The one and only Iggy Pop was on hand at Barneys Co-Op last night to sign t-shirts at the launch of his collection for the store's Archive 1887 line.
Of course, Iggy Pop doesn't really wear t-shirts. At last night's launch celebration, he was wearing a vest with no shirt underneath. If you Google image the punk rock legend, it's hard to find an image of him with a shirt on.
So I asked him, "You don't really wear t-shirts--are you going to wear your Barneys' Archive 1887 line?" Now prepare yourself for this epic rock star response: "I wear them in the morning when my AC is too cold in my Ferrari--I always wear an Iggy and the Stooges t-shirt," he told me.
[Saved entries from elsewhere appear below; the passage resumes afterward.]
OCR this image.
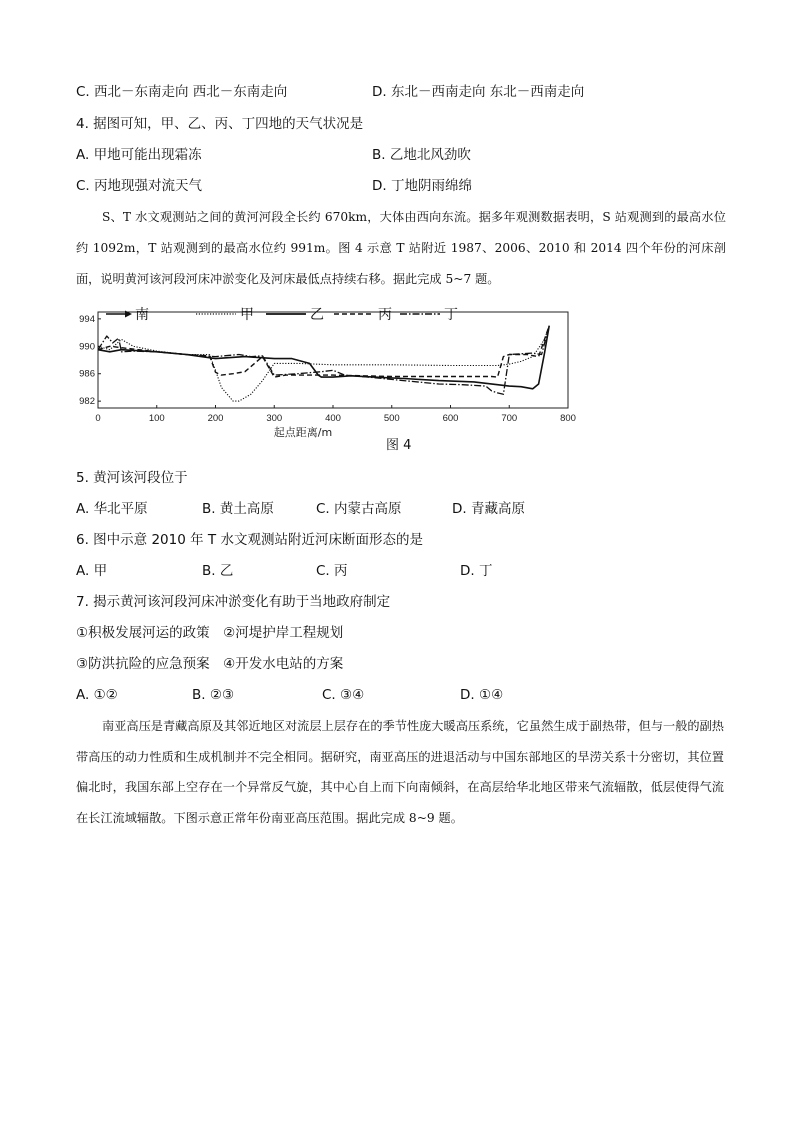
C. 西北－东南走向 西北－东南走向	D. 东北－西南走向 东北－西南走向
4. 据图可知，甲、乙、丙、丁四地的天气状况是
A. 甲地可能出现霜冻	B. 乙地北风劲吹
C. 丙地现强对流天气	D. 丁地阴雨绵绵
S、T 水文观测站之间的黄河河段全长约 670km，大体由西向东流。据多年观测数据表明，S 站观测到的最高水位约 1092m，T 站观测到的最高水位约 991m。图 4 示意 T 站附近 1987、2006、2010 和 2014 四个年份的河床剖面，说明黄河该河段河床冲淤变化及河床最低点持续右移。据此完成 5~7 题。
0	100	200	300	400	500	600	700	800
982
986
990
994
起点距离/m
南	甲	乙	丙	丁
图 4
5. 黄河该河段位于
A. 华北平原	B. 黄土高原	C. 内蒙古高原	D. 青藏高原
6. 图中示意 2010 年 T 水文观测站附近河床断面形态的是
A. 甲	B. 乙	C. 丙	D. 丁
7. 揭示黄河该河段河床冲淤变化有助于当地政府制定
①积极发展河运的政策　②河堤护岸工程规划
③防洪抗险的应急预案　④开发水电站的方案
A. ①②	B. ②③	C. ③④	D. ①④
南亚高压是青藏高原及其邻近地区对流层上层存在的季节性庞大暖高压系统，它虽然生成于副热带，但与一般的副热带高压的动力性质和生成机制并不完全相同。据研究，南亚高压的进退活动与中国东部地区的旱涝关系十分密切，其位置偏北时，我国东部上空存在一个异常反气旋，其中心自上而下向南倾斜，在高层给华北地区带来气流辐散，低层使得气流在长江流域辐散。下图示意正常年份南亚高压范围。据此完成 8~9 题。
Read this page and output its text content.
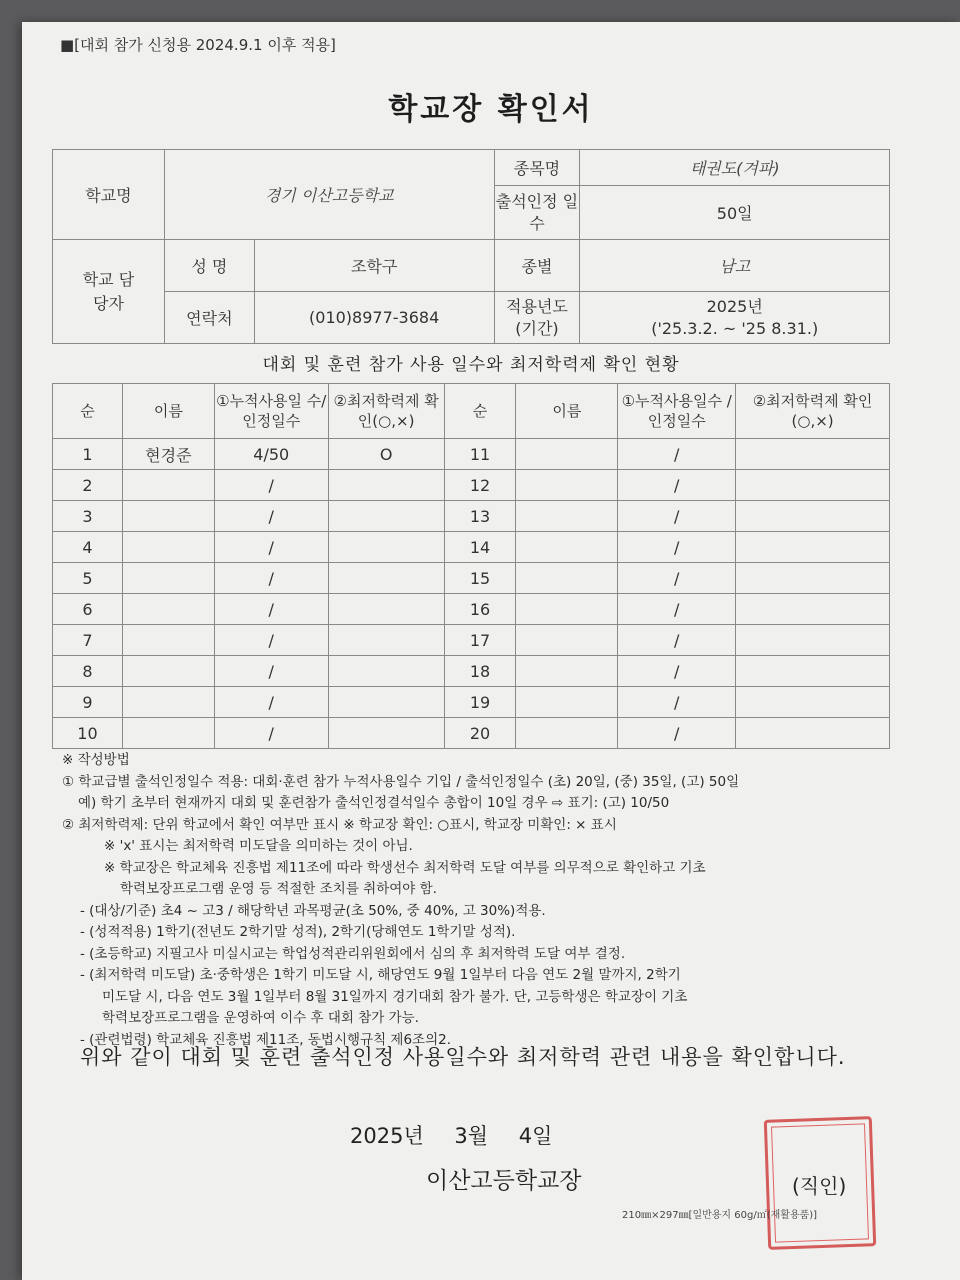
■[대회 참가 신청용 2024.9.1 이후 적용]
학교장 확인서
학교명	경기 이산고등학교		종목명	태권도(겨파)
			출석인정 일수	50일
학교 담당자	성 명	조학구	종별	남고
	연락처	(010)8977-3684	적용년도 (기간)	2025년
('25.3.2. ~ '25 8.31.)
대회 및 훈련 참가 사용 일수와 최저학력제 확인 현황
순	이름	①누적사용일 수/인정일수	②최저학력제 확인(○,×)	순	이름	①누적사용일수 /인정일수	②최저학력제 확인(○,×)
1	현경준	4/50	O	11		/	
2		/		12		/	
3		/		13		/	
4		/		14		/	
5		/		15		/	
6		/		16		/	
7		/		17		/	
8		/		18		/	
9		/		19		/	
10		/		20		/	
※ 작성방법
① 학교급별 출석인정일수 적용: 대회·훈련 참가 누적사용일수 기입 / 출석인정일수 (초) 20일, (중) 35일, (고) 50일
예) 학기 초부터 현재까지 대회 및 훈련참가 출석인정결석일수 총합이 10일 경우 ⇨ 표기: (고) 10/50
② 최저학력제: 단위 학교에서 확인 여부만 표시 ※ 학교장 확인: ○표시, 학교장 미확인: × 표시
※ 'x' 표시는 최저학력 미도달을 의미하는 것이 아님.
※ 학교장은 학교체육 진흥법 제11조에 따라 학생선수 최저학력 도달 여부를 의무적으로 확인하고 기초
학력보장프로그램 운영 등 적절한 조치를 취하여야 함.
- (대상/기준) 초4 ~ 고3 / 해당학년 과목평균(초 50%, 중 40%, 고 30%)적용.
- (성적적용) 1학기(전년도 2학기말 성적), 2학기(당해연도 1학기말 성적).
- (초등학교) 지필고사 미실시교는 학업성적관리위원회에서 심의 후 최저학력 도달 여부 결정.
- (최저학력 미도달) 초·중학생은 1학기 미도달 시, 해당연도 9월 1일부터 다음 연도 2월 말까지, 2학기
미도달 시, 다음 연도 3월 1일부터 8월 31일까지 경기대회 참가 불가. 단, 고등학생은 학교장이 기초
학력보장프로그램을 운영하여 이수 후 대회 참가 가능.
- (관련법령) 학교체육 진흥법 제11조, 동법시행규칙 제6조의2.
위와 같이 대회 및 훈련 출석인정 사용일수와 최저학력 관련 내용을 확인합니다.
2025년 3월 4일
이산고등학교장	(직인)
210㎜×297㎜[일반용지 60g/㎡(재활용품)]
But would he ever wear them on stage? "Nah," he said, at this point perched close to me on the large wooden table where he was autographing tees. "I just stay like I am."
Yes, please. You just stay like you are.
Iggy was a good sport about signing tees and posing for photogs, and made an interesting analogy about his Barney's appearance.
"It's a new relationship and I owed them one," Iggy said. "Kind of like if you go with a chick you eventually get married and you have to have a ceremony. I owed them an appearance of some sort. And also, Barneys is a nice store to crash."
Indeed it is. So nice that Trash and Vaudeville's Jimmy Webb stopped by to say hi to his friend and stripped down in the middle of the store to try on the line.
The tees, priced at $58, are classic super-soft rock tees plastered with iconic images of Iggy Pop contorting on stage.
Of course it's not the first time Iggy Pop has made a foray into fashion. He was the poster boy for John Varvatos' campaign back in 2007.